I declined the invitation to participate in the Spanish-language Republican presidential debate on Sunday because I do not want to endorse the further Balkanization of American political life…
I do not believe it is proper to appeal to the ‘‘Hispanic vote” or the “Asian vote” or the “Black vote.” I believe we must appeal only for American votes.
Any political debate is aimed at citizens. It is about issues of concern to the entire community, not a segment of the community. It is vital that all political debates and discussions take place in the public square, not in separate enclaves. Our democracy does not need different messages broadcast to different audiences in different languages that are not heard or understood by other groups.
Tancredo also says:
Our children learn in school that all registered voters are either native-born citizens or naturalized citizens, and all applicants for citizenship must pass an English-proficiency test. This test is included in the naturalization exam for a good reason.

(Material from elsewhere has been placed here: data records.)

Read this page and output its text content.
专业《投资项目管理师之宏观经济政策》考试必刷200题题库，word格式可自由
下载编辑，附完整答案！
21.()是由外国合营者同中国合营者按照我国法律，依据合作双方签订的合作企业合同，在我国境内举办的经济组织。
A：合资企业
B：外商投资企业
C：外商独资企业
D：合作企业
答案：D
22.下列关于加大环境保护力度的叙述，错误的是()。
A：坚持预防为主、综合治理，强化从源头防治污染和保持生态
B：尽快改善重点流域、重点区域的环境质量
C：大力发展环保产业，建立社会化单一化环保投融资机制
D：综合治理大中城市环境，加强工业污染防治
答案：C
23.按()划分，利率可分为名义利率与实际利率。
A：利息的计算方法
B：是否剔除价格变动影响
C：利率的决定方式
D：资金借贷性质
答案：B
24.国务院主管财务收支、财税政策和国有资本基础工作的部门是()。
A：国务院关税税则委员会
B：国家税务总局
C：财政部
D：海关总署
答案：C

Conducting political debates in any language other than English, whether Korean, French, Farsi or Spanish, is telling new immigrants that they need not take that particular requirement for naturalization seriously. The United States has a special need to have a common language because of the very diversity of its immigrants. Our parents and ancestors who were immigrants spoke many different languages on arrival. But they came here to become Americans, and as Americans, we conduct our political affairs in English.
This argument ignores the fact that some native-born citizens don’t speak English. Puerto Ricans are an obvious example, but residents of Los Angeles know that there are many enclaves where people can spend their whole lives living and working while speaking another language.
Whether this is a good thing is an entirely different question.